Cooking Tips – The Perfect Steak
The thought of having to cook the perfect steak scares some people silly, and for no real reason.
There really are only 4 rules you need to follow, and I guarantee if you follow them you will always be able to perfectly cook your steaks.
Rule 1 – Quality Counts
Buy good meat.
Not expensive meat, GOOD meat.
Good meat is cut across the grain and is uniform in colour. Older steaks are darker than freshly cut meat and will normally give a more tender result.
Ideal steaks have very fine streaks of fat running through the meat, referred to as the marbling. These will ensure the meat is moist, juicy and super tasty.
My favorite cuts for steaks are eye fillet, scotch fillet, porterhouse and rump.
All 4 cuts treated properly will give you delicious, tender and juicy steaks.
If you have the option of using a butcher, buy your meat from them. Their lifeblood is selling quality meat, unlike the supermarkets who will happily sell you any old rubbish as premium quality meat.
When buying meat, ask your butcher to cut your steaks between 3/4 and 1 inch thick.
Rule 2 – Handle With Care
Meat needs to rest BEFORE you cook it. Remove your steaks from the fridge at least an hour before you intend to cook it. Doing this allows the centre of the steak to adjust to room temp, and this is the difference between having a rare steak with a nice firm centre, and one with a jelly like centre.
Many chefs will argue this point, but I prefer to season my steaks BEFORE they hit the grill. Salt and pepper, generous with the pepper and any old salt works well.
You turn meat ONCE when cooking it. No more, certainly no less.
After your meat has finished it’s grill time, it again needs to rest. Use a clean plate, remove the steaks and cover lightly in foil. Rest steaks for 3 minutes minimum before serving, and make them the last ingredient to hit the plates before you serve. Well done steaks benefit from even longer resting, up to 5 minutes if possible.
Rule 3 – Heat
We use Le Crueset ridge grills or our gas BBQ for cooking steaks. I like to heat the ridge panĀ for 5 minutes on a full burner, the BBQ for at least 10 minutes coveredĀ before I show the steak the grill.

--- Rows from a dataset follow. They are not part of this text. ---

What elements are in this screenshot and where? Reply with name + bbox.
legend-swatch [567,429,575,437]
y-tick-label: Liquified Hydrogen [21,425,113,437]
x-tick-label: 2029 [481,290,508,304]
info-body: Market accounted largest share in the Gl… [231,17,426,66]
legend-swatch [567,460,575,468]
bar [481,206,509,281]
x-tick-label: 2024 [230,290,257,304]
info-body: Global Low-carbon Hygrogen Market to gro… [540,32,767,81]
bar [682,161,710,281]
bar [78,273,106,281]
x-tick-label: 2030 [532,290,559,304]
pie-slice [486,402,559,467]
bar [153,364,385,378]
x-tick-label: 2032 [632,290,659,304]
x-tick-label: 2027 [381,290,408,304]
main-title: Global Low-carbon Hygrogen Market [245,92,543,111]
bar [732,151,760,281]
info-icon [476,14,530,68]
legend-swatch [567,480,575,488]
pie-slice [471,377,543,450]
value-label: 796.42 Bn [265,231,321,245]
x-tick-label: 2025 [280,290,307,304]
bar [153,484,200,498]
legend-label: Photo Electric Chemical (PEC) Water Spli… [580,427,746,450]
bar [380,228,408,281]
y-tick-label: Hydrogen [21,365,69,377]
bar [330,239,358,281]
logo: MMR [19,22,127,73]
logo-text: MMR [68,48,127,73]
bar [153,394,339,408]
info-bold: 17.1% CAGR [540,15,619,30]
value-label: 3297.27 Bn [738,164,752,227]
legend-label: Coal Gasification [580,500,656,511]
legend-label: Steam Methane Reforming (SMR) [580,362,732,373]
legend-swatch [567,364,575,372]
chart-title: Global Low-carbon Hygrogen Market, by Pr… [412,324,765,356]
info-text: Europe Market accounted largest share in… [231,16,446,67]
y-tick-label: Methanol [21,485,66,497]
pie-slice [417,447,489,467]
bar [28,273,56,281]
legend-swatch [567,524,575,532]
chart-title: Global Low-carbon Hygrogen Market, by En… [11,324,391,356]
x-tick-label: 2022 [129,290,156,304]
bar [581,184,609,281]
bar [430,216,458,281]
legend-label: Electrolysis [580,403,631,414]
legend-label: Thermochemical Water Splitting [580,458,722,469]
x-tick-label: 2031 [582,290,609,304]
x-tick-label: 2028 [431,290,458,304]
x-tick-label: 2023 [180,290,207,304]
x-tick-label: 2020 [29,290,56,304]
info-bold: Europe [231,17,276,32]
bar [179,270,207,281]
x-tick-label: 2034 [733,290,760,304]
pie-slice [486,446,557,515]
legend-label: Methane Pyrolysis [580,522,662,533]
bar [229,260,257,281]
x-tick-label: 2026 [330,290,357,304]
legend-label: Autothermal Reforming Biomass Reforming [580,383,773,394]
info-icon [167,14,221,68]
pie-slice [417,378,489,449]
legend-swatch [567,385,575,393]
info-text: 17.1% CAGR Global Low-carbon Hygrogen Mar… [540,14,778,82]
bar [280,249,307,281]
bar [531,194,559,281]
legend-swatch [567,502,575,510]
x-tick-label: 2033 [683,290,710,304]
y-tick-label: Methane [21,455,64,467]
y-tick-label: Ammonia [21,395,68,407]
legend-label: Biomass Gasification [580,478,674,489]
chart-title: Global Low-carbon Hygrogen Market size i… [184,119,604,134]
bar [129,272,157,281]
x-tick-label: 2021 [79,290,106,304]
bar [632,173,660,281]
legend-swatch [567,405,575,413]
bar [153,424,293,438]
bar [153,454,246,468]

I do not turn the heat down until the steaks are off the grill. If you have a smoke alarm near the kitchen, find it’s dust cover…….
Rule 4 – Timing
Lets talk 1″ steaks:
Rare – Rare is a strange description for meat. Season both sides, then spray lightly with olive oil. Slap your steak on the grill, cook for 1 minute for “just sealed rare”, 2 minutes for “bloody rare”, 3 minutes for “juicy rare”, 4 minutes for “uncooked centre rare”. Turn, and as soon as you see the juices bleeding back through the cooked side remove and rest.
Medium Rare – Season and oil as above. Cook for 5 minutes, turn and finish as for a rare steak, plus 1 minute.
Medium Well – Season and oil as above. Cook for 6 minutes, turn and finish as for a rare steak, plus 2 minutes.
Well – Season and oil as above. Cook for 8 minutes, turn and finish as for a rare steak, plus 4 minutes.